Both models are Marantz’s first with proprietary M-XPort
connection, which connects to and powers the $129-suggested RX101 Bluetooth
receiver. The RX101 is bundled with the step-up SR6004. The Bluetooth receiver
also features an IR sensor, enabling consumers to control the AVRs even if
they’re hidden behind cabinet doors. Marantz is considering other add-on
products that would connect to AVRs via M-XPort.

Of the two models, the SR6004 is Marantz’s first AVR with a
front-panel iPod/iPhone-controlling USB port, making the purchase of an iPod
dock unnecessary. USB-connected iPods and iPhones can be controlled from the
receiver’s remote, and metadata can be displayed on a connected TV. The receiver
is Works With iPhone certified. The SR6004 also adds dual HDMI outputs, which
its predecessor and two other AVRs also offer. The dual outputs let consumers
switch between two connected HD displays.
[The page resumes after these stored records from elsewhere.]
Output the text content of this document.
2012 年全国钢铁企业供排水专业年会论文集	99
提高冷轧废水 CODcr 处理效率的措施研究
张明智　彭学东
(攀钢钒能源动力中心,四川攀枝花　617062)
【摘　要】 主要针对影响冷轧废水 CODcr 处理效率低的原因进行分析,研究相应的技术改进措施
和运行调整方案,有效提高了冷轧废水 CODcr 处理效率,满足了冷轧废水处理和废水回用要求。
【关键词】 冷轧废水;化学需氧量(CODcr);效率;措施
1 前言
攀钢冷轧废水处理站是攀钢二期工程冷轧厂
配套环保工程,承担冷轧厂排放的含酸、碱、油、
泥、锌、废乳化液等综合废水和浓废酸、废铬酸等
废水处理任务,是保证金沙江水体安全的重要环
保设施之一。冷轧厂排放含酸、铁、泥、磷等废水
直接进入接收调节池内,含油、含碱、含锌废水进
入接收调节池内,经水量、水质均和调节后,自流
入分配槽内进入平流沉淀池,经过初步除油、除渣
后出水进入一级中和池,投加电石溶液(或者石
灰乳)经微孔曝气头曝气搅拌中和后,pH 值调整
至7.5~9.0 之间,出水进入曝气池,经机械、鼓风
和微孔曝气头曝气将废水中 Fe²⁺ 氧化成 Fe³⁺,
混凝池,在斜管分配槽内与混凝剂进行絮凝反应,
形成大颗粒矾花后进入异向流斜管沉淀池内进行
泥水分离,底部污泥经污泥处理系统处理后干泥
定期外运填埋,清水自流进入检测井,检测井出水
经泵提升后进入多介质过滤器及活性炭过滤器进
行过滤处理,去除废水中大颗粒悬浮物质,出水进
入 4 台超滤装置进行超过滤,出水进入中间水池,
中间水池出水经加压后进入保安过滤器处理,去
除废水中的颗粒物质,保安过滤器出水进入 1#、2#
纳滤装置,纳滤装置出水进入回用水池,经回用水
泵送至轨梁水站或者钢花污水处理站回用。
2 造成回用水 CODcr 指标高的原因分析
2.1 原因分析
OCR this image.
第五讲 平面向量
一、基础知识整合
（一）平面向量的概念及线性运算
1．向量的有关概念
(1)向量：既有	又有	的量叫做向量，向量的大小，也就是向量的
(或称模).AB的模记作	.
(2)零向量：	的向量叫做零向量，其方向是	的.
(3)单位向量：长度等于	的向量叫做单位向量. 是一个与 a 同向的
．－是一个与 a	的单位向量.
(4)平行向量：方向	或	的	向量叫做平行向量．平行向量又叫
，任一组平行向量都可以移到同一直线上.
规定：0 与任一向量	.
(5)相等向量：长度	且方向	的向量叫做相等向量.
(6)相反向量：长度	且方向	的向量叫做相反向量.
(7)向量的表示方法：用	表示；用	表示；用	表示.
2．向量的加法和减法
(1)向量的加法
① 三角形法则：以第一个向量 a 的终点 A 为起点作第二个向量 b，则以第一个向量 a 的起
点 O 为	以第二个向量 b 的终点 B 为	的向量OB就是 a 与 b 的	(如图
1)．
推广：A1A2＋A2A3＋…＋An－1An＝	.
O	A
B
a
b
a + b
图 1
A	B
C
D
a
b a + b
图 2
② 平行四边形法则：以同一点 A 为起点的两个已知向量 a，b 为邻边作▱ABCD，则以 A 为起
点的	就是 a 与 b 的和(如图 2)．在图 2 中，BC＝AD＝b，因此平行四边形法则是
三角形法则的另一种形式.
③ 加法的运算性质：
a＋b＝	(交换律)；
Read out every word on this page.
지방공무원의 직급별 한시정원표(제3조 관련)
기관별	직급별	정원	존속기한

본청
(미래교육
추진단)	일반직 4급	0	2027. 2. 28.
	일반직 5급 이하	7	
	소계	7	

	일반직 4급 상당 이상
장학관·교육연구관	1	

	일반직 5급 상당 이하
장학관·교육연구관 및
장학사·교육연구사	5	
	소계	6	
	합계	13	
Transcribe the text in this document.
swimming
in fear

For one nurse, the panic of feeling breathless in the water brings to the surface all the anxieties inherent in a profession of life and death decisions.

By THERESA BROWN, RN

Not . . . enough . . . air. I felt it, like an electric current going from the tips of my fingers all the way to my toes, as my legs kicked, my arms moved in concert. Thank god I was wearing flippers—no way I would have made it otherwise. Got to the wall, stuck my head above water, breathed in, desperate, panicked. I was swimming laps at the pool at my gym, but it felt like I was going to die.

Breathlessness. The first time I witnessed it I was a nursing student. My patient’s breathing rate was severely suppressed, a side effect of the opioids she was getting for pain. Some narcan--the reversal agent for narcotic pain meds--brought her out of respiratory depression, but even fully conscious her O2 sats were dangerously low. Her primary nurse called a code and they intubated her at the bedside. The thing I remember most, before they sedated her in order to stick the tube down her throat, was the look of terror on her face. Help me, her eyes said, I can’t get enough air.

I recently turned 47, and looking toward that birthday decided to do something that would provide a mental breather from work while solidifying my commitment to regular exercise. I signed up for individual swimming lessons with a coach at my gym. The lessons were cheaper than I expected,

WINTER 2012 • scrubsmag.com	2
The NR1501 is about half the size of traditional AVRs at 4.2
inches in height and 13 inches deep, matching the height of the new BD 7004
Blu-ray player. The new AVR features four HDMI 1.3 inputs and one 1.3 output,
whereas its predecessor featured two HDMI inputs that lacked version 1.3 specs.
The predecessor also lacked the full complement of Blu-ray surround decoders.

Other NR 1501 features include transcoding of all analog-video
sources to HDMI, detachable
power cord, onscreen display, preamp-level subwoofer output and 3.5mm mini jack to connect portable music players.